See also [regex101](https://regex101.com) (make sure to select the Python flavor)

### Named capture groups

In [14]:
text = 'You should go check out https://regex101.com, it is a great website!'

match = re.search(r'(?P<protocol>https?)://(?P<base_domain>\w+)\.(?P<tld>\w+)', text)
match.groupdict()

{'protocol': 'https', 'base_domain': 'regex101', 'tld': 'com'}

In [15]:
df.text.str.extract(r'(?P<protocol>https?)://(?P<base_domain>\w+)\.(?P<tld>\w+)')

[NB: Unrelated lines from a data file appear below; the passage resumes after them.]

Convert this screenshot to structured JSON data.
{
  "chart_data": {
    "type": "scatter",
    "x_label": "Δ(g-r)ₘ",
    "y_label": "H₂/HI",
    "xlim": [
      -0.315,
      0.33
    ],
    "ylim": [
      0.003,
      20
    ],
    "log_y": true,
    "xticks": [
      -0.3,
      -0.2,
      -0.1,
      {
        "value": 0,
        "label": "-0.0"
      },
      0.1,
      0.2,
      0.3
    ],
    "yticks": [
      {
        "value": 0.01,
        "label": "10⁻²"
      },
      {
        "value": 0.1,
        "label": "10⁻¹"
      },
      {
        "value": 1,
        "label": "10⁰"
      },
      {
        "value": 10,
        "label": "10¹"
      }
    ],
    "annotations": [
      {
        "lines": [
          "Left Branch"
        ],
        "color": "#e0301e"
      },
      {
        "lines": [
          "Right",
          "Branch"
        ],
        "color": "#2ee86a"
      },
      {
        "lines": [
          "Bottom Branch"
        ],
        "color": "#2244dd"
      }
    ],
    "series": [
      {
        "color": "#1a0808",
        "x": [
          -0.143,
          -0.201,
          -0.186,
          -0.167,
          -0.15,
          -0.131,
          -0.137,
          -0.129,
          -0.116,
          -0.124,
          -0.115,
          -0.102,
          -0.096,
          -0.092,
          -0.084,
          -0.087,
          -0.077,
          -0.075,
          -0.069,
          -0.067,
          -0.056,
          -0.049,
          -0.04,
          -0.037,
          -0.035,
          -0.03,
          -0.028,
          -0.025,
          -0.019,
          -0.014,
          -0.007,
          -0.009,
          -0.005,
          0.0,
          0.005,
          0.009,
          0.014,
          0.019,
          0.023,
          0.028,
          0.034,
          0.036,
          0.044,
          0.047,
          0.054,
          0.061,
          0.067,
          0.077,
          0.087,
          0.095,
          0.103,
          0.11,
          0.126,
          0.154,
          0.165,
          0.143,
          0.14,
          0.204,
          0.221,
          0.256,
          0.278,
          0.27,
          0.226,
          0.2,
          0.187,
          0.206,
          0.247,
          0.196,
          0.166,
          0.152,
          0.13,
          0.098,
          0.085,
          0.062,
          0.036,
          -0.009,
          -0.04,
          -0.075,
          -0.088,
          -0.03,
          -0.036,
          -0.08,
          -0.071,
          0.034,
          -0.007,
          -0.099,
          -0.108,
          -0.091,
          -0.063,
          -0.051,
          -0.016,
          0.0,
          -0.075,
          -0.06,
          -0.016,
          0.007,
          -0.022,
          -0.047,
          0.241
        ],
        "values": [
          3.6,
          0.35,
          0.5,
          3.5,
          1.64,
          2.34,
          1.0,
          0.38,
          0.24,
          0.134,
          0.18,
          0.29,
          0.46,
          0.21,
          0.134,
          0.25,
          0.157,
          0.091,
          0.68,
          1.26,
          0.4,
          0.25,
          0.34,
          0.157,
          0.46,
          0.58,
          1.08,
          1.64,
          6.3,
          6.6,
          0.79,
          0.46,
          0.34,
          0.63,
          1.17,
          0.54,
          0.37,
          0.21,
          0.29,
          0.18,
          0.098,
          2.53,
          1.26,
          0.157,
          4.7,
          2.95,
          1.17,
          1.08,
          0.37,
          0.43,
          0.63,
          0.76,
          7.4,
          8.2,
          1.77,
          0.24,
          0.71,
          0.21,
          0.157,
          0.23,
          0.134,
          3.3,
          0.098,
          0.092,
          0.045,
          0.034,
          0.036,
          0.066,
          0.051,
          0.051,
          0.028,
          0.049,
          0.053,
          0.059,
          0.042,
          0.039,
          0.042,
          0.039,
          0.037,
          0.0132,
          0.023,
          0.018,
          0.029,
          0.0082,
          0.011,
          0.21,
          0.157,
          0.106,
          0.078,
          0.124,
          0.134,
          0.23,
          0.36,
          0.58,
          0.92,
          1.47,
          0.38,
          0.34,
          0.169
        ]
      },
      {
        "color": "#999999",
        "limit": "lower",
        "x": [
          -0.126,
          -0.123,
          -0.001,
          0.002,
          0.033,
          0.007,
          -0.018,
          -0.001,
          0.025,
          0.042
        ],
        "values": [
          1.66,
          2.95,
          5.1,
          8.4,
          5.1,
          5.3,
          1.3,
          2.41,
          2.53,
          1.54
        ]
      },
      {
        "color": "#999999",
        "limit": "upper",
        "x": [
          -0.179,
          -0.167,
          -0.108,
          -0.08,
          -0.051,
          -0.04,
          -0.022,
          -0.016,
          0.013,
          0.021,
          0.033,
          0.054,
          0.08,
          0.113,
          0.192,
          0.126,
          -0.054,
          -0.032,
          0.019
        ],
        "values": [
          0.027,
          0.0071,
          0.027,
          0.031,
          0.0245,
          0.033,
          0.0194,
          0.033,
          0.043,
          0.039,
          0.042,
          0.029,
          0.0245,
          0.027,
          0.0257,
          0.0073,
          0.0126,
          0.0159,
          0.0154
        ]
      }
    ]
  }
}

Unnamed: 0,protocol,base_domain,tld
0,https,regex101,com
1,https,duckduckgo,com
2,http,askjeeves,com


### Verbose regular expressions

- `re.VERBOSE`
- `(?# this is a comment)`

In [16]:
text = 'You should go check out https://regex101.com, it is a great website!'

regexp = r'''
(?P<protocol>https?)
:// (?# ignore the :// that seperates protocol from domain)
(?P<base_domain>\w+)
\.
(?P<tld>\w+)
'''
match = re.search(regexp, text, re.VERBOSE) # whitespace in the regex is ignored
match.groupdict()

{'protocol': 'https', 'base_domain': 'regex101', 'tld': 'com'}